Sebuah video yang beredar di media sosial menunjukkan momen ketika tembakan mulai meletus saat prosesi mendekati kendaraan lapis baja di jalan. Video tersebut memperlihatkan kerumunan berhamburan mencari tempat aman, sementara tembakan terus berlanjut. Saksi yang berada di lokasi protes mengatakan bahwa polisi memulai penembakan seolah-olah itu adalah “skenario penyergapan”. Seorang demonstran melaporkan, “Saya melihat beberapa orang terluka. Teman saya terluka di kaki, dan saya juga melihat seorang anak yang tertembak meninggal di rumah sakit.”
Reaksi internasional juga mulai mengalir setelah insiden ini. Portugal, sebagai mantan penjajah Mozambik, mengecam “serangan yang tidak bisa diterima terhadap konvoi Venâncio Mondlane” dan menyerukan agar semua pihak menahan diri dari kekerasan serta menghormati hak asasi manusia. Dalam pernyataan di X, kementerian luar negeri Portugal juga menyampaikan simpati kepada keluarga yang berduka.
Sejak Presiden Chapo menjabat pada Januari lalu, dia berjanji untuk melakukan dialog politik yang lebih luas dan inklusif untuk mengatasi krisis pasca pemilihan. Namun, banyak analis mengkritik keputusan untuk mengecualikan Mondlane dari pembicaraan tersebut. Pada hari yang sama dengan insiden protes, Mondlane mengecam kesepakatan politik tersebut, menyebutnya sebagai “perjanjian tanpa melibatkan rakyat”. Dia menegaskan bahwa protes akan terus berlanjut, menyatakan, “Jika mereka tidak memenuhi apa yang diinginkan rakyat, mereka tidak akan memerintah Mozambik.”
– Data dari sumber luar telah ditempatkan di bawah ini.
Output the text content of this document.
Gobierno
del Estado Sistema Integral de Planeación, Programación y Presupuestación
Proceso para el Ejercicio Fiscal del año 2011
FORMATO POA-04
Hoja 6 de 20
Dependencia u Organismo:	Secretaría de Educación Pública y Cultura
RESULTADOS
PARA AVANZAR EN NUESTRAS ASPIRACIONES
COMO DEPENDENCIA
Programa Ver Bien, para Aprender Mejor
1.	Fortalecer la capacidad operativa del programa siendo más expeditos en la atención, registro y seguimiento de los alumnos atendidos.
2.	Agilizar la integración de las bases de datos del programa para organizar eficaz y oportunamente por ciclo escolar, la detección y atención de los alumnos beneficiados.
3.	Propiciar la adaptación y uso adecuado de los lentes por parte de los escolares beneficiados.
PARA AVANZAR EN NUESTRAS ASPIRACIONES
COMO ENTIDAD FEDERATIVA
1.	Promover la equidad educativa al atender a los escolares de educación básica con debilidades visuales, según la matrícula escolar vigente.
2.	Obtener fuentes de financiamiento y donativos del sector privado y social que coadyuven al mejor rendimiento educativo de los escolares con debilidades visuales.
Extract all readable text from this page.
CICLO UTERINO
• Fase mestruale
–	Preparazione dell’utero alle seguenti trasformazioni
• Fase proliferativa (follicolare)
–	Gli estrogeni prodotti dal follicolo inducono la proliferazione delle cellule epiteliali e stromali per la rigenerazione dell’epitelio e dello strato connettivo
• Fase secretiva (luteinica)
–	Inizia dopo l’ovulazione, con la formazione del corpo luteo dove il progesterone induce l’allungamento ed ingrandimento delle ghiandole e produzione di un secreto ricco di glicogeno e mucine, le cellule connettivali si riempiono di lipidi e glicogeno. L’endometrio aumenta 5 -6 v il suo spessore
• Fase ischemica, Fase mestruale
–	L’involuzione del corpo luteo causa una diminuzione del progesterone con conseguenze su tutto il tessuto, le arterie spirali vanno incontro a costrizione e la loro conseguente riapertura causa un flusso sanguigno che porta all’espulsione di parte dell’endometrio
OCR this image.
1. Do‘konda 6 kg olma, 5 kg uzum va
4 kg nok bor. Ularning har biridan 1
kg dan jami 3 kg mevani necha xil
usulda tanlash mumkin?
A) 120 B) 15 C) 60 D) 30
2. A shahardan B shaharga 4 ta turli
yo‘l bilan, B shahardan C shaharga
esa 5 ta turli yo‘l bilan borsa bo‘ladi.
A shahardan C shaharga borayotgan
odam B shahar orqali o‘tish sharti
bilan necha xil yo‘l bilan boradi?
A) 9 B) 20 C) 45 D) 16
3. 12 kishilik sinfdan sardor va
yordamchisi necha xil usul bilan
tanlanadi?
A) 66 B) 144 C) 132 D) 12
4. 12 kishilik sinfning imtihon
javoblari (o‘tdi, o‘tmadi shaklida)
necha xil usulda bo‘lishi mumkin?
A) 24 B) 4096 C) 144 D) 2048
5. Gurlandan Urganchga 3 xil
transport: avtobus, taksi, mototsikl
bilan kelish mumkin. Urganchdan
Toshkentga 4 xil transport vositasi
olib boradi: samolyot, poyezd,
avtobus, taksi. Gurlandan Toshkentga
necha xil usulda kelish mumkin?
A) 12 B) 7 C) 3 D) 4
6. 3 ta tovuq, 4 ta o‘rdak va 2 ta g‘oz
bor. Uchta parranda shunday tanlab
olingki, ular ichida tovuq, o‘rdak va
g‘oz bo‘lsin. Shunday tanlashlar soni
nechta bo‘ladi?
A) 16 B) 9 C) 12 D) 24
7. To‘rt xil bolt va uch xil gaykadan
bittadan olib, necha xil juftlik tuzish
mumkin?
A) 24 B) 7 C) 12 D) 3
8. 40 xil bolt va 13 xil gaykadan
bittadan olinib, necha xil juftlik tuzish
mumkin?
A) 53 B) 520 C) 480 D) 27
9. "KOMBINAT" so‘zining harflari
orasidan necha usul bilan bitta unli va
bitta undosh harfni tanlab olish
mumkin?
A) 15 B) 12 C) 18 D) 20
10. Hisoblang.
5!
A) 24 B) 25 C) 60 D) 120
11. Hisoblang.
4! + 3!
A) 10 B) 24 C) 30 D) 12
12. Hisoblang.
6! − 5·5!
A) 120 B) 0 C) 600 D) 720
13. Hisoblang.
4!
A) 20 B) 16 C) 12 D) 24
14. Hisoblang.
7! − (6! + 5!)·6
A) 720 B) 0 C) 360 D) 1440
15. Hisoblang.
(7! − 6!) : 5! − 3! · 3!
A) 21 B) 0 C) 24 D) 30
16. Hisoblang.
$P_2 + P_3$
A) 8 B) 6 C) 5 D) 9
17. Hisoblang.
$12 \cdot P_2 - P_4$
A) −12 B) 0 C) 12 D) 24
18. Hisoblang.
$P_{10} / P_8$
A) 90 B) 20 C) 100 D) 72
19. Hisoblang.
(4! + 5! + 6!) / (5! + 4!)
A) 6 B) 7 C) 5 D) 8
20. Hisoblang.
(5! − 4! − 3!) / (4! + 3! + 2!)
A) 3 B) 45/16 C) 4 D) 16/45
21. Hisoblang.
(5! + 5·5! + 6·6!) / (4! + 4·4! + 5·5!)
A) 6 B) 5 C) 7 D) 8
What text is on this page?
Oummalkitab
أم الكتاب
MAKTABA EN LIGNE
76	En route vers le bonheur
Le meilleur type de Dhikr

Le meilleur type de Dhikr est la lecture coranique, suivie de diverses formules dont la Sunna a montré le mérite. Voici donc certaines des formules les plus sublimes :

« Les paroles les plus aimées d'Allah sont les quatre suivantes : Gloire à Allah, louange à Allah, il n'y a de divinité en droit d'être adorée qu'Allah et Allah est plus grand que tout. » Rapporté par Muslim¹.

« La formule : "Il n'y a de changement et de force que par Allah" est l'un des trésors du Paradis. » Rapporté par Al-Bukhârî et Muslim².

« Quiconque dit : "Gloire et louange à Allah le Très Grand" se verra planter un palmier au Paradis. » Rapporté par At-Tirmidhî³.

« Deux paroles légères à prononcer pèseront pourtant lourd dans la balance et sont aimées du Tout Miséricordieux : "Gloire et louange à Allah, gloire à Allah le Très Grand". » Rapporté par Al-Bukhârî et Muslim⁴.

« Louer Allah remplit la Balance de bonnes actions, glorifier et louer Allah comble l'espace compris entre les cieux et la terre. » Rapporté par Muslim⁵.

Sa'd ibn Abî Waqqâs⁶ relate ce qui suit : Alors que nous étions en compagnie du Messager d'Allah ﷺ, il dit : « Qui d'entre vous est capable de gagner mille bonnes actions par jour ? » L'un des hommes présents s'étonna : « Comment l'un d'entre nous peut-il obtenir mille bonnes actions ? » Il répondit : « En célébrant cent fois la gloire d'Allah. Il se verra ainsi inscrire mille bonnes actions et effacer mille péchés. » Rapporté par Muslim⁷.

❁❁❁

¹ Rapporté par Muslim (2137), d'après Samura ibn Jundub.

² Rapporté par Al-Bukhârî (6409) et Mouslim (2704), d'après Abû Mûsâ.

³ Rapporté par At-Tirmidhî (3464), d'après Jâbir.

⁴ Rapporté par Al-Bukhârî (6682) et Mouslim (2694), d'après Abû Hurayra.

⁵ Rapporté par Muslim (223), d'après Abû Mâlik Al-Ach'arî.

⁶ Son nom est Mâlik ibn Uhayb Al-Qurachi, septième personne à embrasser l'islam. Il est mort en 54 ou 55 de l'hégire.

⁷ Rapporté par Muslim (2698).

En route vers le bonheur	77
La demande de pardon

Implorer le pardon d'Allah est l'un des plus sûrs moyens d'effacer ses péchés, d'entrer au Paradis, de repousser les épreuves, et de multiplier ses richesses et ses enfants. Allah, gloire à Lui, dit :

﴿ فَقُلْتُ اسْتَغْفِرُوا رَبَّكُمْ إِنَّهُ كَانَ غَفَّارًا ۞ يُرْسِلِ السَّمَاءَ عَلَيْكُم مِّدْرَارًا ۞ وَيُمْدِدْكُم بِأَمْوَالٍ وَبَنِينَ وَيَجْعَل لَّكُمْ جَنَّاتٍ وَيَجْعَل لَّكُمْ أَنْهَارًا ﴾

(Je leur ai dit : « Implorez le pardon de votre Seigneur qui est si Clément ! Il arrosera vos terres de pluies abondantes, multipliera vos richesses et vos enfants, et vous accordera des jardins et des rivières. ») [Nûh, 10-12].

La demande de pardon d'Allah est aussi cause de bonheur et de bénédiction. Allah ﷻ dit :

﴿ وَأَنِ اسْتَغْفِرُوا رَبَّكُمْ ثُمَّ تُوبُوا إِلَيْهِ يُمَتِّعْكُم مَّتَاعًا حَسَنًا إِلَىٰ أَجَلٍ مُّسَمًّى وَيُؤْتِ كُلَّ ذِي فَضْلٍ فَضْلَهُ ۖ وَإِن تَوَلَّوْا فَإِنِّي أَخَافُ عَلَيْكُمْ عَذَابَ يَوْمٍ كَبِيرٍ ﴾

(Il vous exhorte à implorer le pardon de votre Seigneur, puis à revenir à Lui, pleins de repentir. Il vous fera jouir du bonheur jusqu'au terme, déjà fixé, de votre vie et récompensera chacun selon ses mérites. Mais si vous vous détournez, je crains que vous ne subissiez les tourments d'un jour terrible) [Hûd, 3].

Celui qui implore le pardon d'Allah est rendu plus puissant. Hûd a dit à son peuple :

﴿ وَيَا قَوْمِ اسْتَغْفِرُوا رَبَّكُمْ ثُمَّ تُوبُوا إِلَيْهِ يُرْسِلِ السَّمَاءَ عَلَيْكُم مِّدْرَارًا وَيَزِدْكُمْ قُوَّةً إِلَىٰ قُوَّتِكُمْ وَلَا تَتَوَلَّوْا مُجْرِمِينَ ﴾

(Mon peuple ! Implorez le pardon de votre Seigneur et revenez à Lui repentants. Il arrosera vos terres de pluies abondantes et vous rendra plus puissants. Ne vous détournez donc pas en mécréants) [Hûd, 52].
Sejak Oktober, sekitar 400 orang dilaporkan tewas dalam kekerasan terkait demonstrasi, menurut organisasi masyarakat sipil. Situasi ini mencerminkan ketegangan politik yang mendalam di Mozambique, di mana kekerasan dan protes semakin menjadi bagian dari narasi politik pasca pemilihan. Pembicaraan mengenai masa depan politik Mozambik akan semakin rumit dengan insiden yang terjadi, mendorong pertanyaan tentang stabilitas dan keamanan di negara yang masih bergelut dengan warisan konflik masa lalu.